The number of first-time prescriptions for opioid drugs has not risen since about 2010, according to UCLA researchers. However, patients taking a class of drug known to increase the risk for overdoses were likelier to receive a first-time opioid prescription — a combination that could be linked to the current surge in opioid-related deaths.
People with chronic pain are often prescribed a class of medications called “benzodiazepines” to treat anxiety, panic attacks and other mental conditions that can be brought on by the stress of coping with their pain. But these people also are likelier to receive new opioid prescriptions for their pain than people who don’t use benzodiazepines. Used in combination, they are known to sharply increase the risk of overdose, the researchers say.
The study was published in the journal JAMA Psychiatry.

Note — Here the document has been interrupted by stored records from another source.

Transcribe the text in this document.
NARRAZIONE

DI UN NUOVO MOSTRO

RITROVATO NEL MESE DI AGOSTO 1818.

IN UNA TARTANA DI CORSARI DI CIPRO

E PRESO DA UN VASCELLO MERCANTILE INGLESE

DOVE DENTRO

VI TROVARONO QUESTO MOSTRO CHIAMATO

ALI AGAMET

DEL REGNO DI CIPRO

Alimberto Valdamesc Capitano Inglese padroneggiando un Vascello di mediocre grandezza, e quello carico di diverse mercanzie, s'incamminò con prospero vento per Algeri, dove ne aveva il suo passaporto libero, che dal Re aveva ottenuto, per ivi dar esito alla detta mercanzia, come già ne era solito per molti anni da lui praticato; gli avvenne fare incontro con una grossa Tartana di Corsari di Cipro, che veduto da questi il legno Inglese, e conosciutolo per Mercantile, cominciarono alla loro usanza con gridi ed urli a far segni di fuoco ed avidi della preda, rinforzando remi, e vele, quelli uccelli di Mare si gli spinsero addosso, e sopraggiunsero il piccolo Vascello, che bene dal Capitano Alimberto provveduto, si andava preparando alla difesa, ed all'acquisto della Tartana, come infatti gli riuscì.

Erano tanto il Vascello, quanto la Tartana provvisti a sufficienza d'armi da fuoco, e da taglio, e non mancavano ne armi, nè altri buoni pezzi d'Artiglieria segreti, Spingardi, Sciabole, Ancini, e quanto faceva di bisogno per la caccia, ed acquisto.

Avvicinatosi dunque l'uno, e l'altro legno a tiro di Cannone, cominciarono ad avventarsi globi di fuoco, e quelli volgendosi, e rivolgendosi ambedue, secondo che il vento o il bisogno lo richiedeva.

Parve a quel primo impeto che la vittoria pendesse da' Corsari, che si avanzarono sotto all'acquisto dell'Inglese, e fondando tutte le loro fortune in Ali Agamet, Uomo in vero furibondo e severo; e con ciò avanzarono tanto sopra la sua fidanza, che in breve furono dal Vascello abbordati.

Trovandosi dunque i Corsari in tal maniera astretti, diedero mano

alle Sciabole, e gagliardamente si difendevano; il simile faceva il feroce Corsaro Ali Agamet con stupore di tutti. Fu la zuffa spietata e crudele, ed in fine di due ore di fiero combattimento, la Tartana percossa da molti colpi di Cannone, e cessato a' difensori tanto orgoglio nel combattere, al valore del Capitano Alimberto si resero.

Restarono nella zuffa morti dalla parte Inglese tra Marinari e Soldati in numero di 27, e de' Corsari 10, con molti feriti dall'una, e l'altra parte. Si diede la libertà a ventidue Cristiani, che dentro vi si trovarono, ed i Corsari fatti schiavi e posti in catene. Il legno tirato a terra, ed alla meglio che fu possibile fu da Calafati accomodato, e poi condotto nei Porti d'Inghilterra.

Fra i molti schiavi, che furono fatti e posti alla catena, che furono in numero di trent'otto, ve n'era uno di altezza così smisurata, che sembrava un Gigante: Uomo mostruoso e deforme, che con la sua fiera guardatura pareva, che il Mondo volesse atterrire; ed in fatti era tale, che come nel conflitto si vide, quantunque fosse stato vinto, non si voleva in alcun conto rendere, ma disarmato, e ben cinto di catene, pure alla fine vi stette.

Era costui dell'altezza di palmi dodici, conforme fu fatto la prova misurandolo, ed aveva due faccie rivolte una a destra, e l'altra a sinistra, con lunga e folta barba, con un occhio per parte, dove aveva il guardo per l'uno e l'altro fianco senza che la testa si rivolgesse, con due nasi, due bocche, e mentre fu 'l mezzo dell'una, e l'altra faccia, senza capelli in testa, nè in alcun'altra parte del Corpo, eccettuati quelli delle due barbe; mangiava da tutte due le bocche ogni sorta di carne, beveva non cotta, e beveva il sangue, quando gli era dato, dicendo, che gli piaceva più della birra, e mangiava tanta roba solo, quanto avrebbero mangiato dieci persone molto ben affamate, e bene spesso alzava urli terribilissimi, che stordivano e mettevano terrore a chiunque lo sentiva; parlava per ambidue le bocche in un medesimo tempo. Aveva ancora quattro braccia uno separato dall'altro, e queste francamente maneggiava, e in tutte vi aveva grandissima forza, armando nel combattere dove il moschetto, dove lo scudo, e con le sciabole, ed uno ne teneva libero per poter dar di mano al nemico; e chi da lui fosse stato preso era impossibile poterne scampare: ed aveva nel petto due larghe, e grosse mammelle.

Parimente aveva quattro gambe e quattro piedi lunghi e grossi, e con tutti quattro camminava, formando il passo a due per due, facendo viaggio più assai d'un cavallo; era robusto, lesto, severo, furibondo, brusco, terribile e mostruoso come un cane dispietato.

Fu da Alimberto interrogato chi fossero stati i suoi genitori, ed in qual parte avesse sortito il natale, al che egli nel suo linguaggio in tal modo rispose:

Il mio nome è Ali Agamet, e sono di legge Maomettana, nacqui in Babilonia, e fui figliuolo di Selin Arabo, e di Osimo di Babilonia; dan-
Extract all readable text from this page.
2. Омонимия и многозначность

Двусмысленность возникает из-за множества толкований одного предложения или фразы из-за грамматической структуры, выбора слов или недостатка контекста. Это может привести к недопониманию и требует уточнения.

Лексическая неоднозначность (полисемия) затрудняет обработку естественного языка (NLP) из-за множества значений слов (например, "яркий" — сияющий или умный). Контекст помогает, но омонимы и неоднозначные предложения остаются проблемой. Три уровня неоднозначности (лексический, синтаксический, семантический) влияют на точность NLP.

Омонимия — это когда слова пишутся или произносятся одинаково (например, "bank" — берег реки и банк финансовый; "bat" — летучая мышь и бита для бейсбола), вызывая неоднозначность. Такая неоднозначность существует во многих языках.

Previous studies have shown that people who become addicted to opioids after being co-prescribed benzodiazepines and the pain reliever have much higher overdose rates, said Dr. Joseph Ladapo, associate professor of medicine in the division of general internal medicine and health services research at the David Geffen School of Medicine at UCLA and the study’s lead author. This is because, in part, they often obtain opioids through other means and continue using them after the initial prescription runs out.
“Rates of accidental overdose are high and rising, and we are struggling as a country to address the problem,” he said. “As physicians, we have contributed to the problem, and one of the things we can do to address it is to reduce co-prescribing of benzodiazepines and opioids, and think very hard about how to effectively treat patients’ pain while also reducing the risks the patient now faces from opioid therapy.”
The researchers used data taken from the National Ambulatory Medical Care Survey and National Hospital Ambulatory Medical Care Survey from 2005 to 2015 on adults ages 20 and older who received new opioid prescriptions while concurrently using a benzodiazepine.
They analyzed a sample of 13,146 clinic and hospital visits, which extrapolate to the equivalent of 214 million visits nationally, in which patients received a new opioid prescription.
Rates of new opioid prescriptions in the United States for people on benzodiazepine increased 86 percent from 189 to 351 per 1,000 people between 2005 and 2010. But the rate of new prescriptions for these patients fell 51 percent to 172 per 1,000 U.S. people by 2015.
By contrast, new opioid prescriptions for patients who were not also taking benzodiazepines increased from 78 to 93 per 1,000 between 2005 and 2010, and dropped 15 percent to 79 per 1,000 by 2015. Naloxone, a medication used to reverse opioid overdoses, was co-prescribed in fewer than 1 percent of the visits.
Yet even with that drop in prescriptions, opioid-linked deaths increased from 5 per 100,000 people in the United States in 2005 to 11 per 100,000 in 2015 — and continued to rise in 2017, according to the Centers for Disease Control and Prevention.
The U.S. Surgeon General recently suggested that Americans routinely keep naloxone on hand to treat opioid overdose victims.
“We were surprised by how much higher the probability is of new opioid prescriptions to patients using benzodiazepines, considering that these patients face such an increased risk of overdose,” said senior author Dr. John Mafi, assistant professor of medicine in the division of general internal medicine and health services research at the Geffen School. “We were also surprised by how rapidly co-prescription rates fell after peaking around 2010. Such a rapid change suggests that a substantial portion of the initial opioid prescriptions were potentially avoidable.”
But doctors continue to bear responsibility, he added. “Opioid and benzodiazepine co-prescriptions remain very high and continue to place patients at heightened risk of opioid overdose.”
Other factors that could be driving these increased deaths include the easy availability of heroin and other opioid variants through family members, friends and dealers; and socioeconomic disparities putting health care and drug rehabilitation out of the reach of some low-income, racial and ethnic groups.
Factors affecting the findings include a limited amount of clinical information available for the patients; lack of access to pharmacy data and dosage information that would have a bearing on overdose risk; and a lack of some community health center and outpatient hospital department data from 2012 through 2015.
Study co-authors are Alexander Chen, Melissa Villalon, Stefanie Vassar and David Huang, all of UCLA; and Dr. Marc Larochelle of Boston University. Mafi is also associated with Rand Corp.
The study was funded by the National Heart, Lung and Blood Institute; the National Institute on Minority Health and Health Disparities; the Robert Wood Johnson Foundation; the National Institute on Drug Abuse; a Boston University School of Medicine Department of Medicine Career Investment Award; the UCLA Clinical and Translational Science Institute; the American Board of Internal Medicine Choosing Wisely Campaign; and the National Institutes of Health’s National Center for Advancing Translational Sciences.